El caso demuestra que sobre la justicia local y señorial seguía existiendo una autoridad superior. La Corona respetaba los derechos de los Ponce de León, pero podía ordenar una investigación cuando un conflicto llegaba hasta el Consejo Real.
Para un vecino de aquella época, conseguir que su queja alcanzase a los monarcas no debía de resultar fácil. Sin embargo, esta provisión demuestra que existía esa posibilidad y que la justicia del rey podía intervenir dentro de una villa señorial.
Un juramento decisivo celebrado en Marchena
El 9 de septiembre de 1502 se produjo en Marchena uno de los actos políticos más importantes documentados durante este periodo.
Rodrigo Ponce de León, primer duque de Arcos, juró fidelidad a la princesa Juana, hija de Isabel y Fernando, y a su esposo Felipe de Austria como legítimos sucesores de los reinos.
Isabel la Católica todavía vivía, pero la Corona preparaba su sucesión. El juramento era una declaración solemne de obediencia y aseguraba que una de las principales casas nobiliarias de Andalucía reconocería a Juana y Felipe.

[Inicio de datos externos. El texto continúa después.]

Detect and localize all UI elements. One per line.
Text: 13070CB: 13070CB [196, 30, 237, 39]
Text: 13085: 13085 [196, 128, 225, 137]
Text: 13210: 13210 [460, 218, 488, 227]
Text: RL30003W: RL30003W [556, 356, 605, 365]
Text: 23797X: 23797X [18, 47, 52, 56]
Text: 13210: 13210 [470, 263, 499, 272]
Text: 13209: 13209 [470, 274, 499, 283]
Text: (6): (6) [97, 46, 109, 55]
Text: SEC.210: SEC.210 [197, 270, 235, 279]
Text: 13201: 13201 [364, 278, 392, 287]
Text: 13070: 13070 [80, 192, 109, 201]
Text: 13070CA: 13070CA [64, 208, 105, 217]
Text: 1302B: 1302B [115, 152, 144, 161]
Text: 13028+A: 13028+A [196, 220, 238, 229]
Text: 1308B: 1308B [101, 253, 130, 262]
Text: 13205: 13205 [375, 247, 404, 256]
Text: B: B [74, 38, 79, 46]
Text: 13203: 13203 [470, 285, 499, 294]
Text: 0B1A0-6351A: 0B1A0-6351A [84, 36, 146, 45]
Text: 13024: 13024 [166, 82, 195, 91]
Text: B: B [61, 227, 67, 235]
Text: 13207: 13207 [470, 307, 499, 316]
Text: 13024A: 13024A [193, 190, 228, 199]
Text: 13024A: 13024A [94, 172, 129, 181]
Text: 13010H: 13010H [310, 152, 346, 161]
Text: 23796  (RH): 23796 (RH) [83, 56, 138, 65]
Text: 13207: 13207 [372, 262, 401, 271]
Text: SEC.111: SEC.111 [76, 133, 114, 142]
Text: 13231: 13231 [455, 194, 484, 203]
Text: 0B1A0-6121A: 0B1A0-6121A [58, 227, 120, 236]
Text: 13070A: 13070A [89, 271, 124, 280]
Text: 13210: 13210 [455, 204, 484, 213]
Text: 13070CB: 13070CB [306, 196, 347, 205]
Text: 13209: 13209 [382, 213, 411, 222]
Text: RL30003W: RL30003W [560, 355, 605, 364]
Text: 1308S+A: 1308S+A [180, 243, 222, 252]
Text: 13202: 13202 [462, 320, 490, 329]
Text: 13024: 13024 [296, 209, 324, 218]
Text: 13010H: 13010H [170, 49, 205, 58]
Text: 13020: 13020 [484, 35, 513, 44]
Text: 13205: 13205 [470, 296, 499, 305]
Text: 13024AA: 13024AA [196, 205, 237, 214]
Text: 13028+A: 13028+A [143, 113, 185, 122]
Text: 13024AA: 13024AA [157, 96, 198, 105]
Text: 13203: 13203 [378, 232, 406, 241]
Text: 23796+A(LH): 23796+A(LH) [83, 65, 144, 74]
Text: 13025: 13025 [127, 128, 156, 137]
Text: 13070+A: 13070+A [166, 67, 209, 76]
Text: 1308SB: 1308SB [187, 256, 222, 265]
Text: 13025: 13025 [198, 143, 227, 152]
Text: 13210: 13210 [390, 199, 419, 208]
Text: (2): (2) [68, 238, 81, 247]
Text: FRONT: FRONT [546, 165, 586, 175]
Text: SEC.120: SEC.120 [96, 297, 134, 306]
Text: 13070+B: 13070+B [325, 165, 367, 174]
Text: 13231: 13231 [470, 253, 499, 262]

No conocemos por el resumen del documento el lugar exacto de Marchena donde se celebró. Pudo desarrollarse en dependencias vinculadas al palacio o a la administración señorial, pero no conviene afirmarlo sin leer íntegramente el acta.
Lo seguro es que Marchena se convirtió aquel día en escenario de un compromiso que la unía directamente con el futuro de la monarquía.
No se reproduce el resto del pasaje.